In its piercing agony, the terminus of time has penetrated through the veil of human existence.
Echoes of voices no longer to be heard linger in the minds of those bound to their familiarity.
What was previously maintained as another’s story has snuck in and introduced itself as a personal and severe experience.
A lingering realization overtakes and dashes the hope of possibilities.

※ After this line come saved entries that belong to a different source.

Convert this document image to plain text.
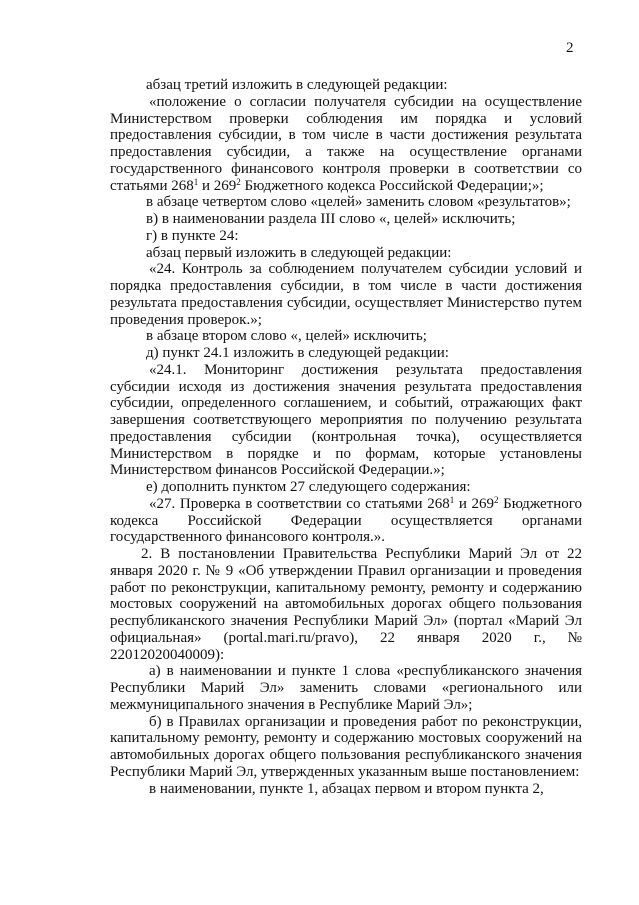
2

абзац третий изложить в следующей редакции:

«положение о согласии получателя субсидии на осуществление Министерством проверки соблюдения им порядка и условий предоставления субсидии, в том числе в части достижения результата предоставления субсидии, а также на осуществление органами государственного финансового контроля проверки в соответствии со статьями $268^1$ и $269^2$ Бюджетного кодекса Российской Федерации;»;

в абзаце четвертом слово «целей» заменить словом «результатов»;

в) в наименовании раздела III слово «, целей» исключить;

г) в пункте 24:

абзац первый изложить в следующей редакции:

«24. Контроль за соблюдением получателем субсидии условий и порядка предоставления субсидии, в том числе в части достижения результата предоставления субсидии, осуществляет Министерство путем проведения проверок.»;

в абзаце втором слово «, целей» исключить;

д) пункт 24.1 изложить в следующей редакции:

«24.1. Мониторинг достижения результата предоставления субсидии исходя из достижения значения результата предоставления субсидии, определенного соглашением, и событий, отражающих факт завершения соответствующего мероприятия по получению результата предоставления субсидии (контрольная точка), осуществляется Министерством в порядке и по формам, которые установлены Министерством финансов Российской Федерации.»;

е) дополнить пунктом 27 следующего содержания:

«27. Проверка в соответствии со статьями $268^1$ и $269^2$ Бюджетного кодекса Российской Федерации осуществляется органами государственного финансового контроля.».

2. В постановлении Правительства Республики Марий Эл от 22 января 2020 г. № 9 «Об утверждении Правил организации и проведения работ по реконструкции, капитальному ремонту, ремонту и содержанию мостовых сооружений на автомобильных дорогах общего пользования республиканского значения Республики Марий Эл» (портал «Марий Эл официальная» (portal.mari.ru/pravo), 22 января 2020 г., № 22012020040009):

а) в наименовании и пункте 1 слова «республиканского значения Республики Марий Эл» заменить словами «регионального или межмуниципального значения в Республике Марий Эл»;

б) в Правилах организации и проведения работ по реконструкции, капитальному ремонту, ремонту и содержанию мостовых сооружений на автомобильных дорогах общего пользования республиканского значения Республики Марий Эл, утвержденных указанным выше постановлением:

в наименовании, пункте 1, абзацах первом и втором пункта 2,
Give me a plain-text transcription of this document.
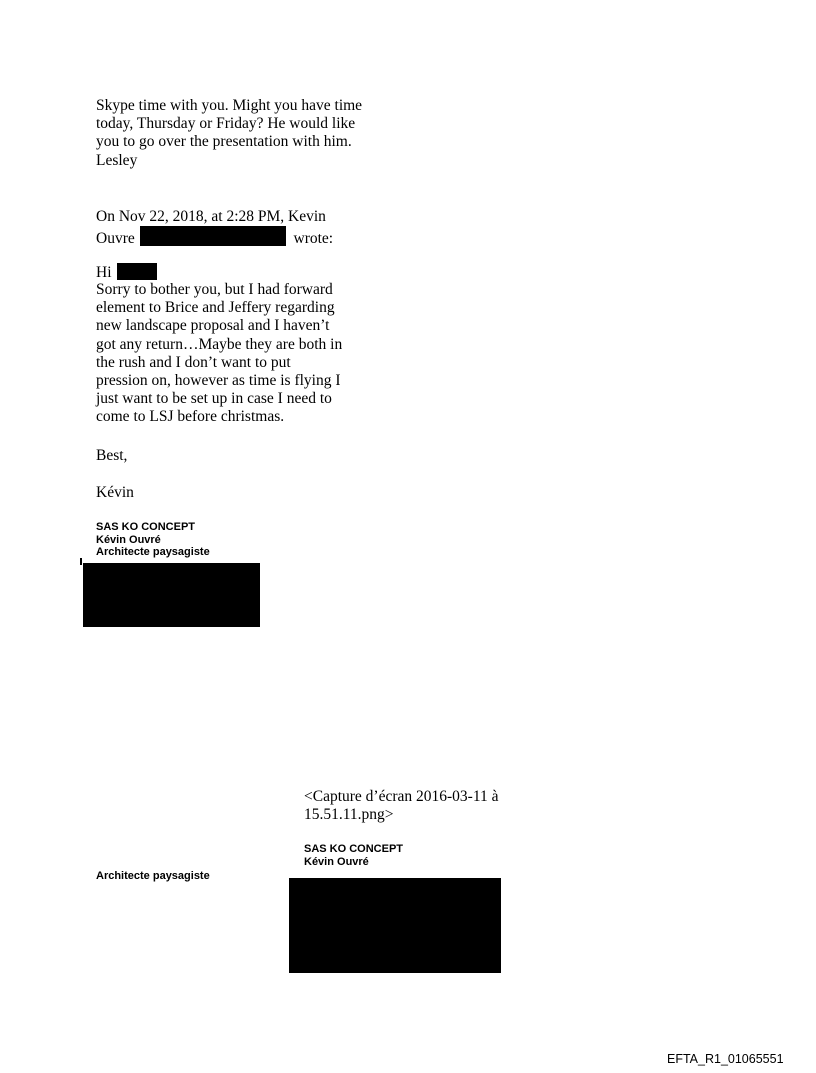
Skype time with you. Might you have time
today, Thursday or Friday? He would like
you to go over the presentation with him.
Lesley
On Nov 22, 2018, at 2:28 PM, Kevin
Ouvre	wrote:
Hi
Sorry to bother you, but I had forward
element to Brice and Jeffery regarding
new landscape proposal and I haven’t
got any return…Maybe they are both in
the rush and I don’t want to put
pression on, however as time is flying I
just want to be set up in case I need to
come to LSJ before christmas.
Best,
Kévin
SAS KO CONCEPT
Kévin Ouvré
Architecte paysagiste
<Capture d’écran 2016-03-11 à
15.51.11.png>
SAS KO CONCEPT
Kévin Ouvré
Architecte paysagiste
EFTA_R1_01065551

What might have been is erased by what will never be.
The soul-crushing weight of reality bears down upon a dream as it supersedes the imagination.
Pain is all. Tears are released, but they do not relieve.
It is quiet. The mornings and evenings heighten the maddening silence.
The order of chaos has become the chaos of order.
To hear them. To see them. To embrace them. To smell them. To observe their life unfold. To interact with the accidents of their decisions. To have one more parting exchange, “I love you…I love you too.” To see into the soul behind their eyes and observe their trusting heart silently communicating between a parent and a child.
Order wrought in the anguish of loss is forced without rebuttal.
An audience, time will not provide, no matter the scope of sincerity.
And so, the journey of travail awaits and beckons, “Further up and further in.”
Summits protruding above the tree line are spotted in the distance, and their peaks are whispering of a new song yet to be sung.
Is there hope? Is there a purpose? The questions for those who remain to lift like a mist above the pools of mysterious grief.
Answers fail. But two things resolutely resound into the awful ambiguity.
Honor and righteousness ready their instrumental voices in preparation for an orchestral ensemble.
To live in honor of those whose lives crossed time’s threshold, a song of a life worthy of their name.
To live righteously in the face of despair, protestingly harmonizing with God’s frequency of moral oughtness.
Lives of honor and righteousness silence the malicious sounds of that hideous evil that ended–without cause–the lives of those whose voices will never again sing out their own life songs.
And so, dig down deep within to make up for their deafening silence.
Righteousness and honor together lift a melodious new song that stands in place for those who can no longer sing.
“I waited patiently for the Lord; and He inclined to me and heard my cry. He brought me up out of the pit of destruction, out of the miry clay, and He set my feet upon a rock making my footsteps firm. He put a new song in my mouth, a song of praise to our God; many will see and fear and will trust in the Lord.”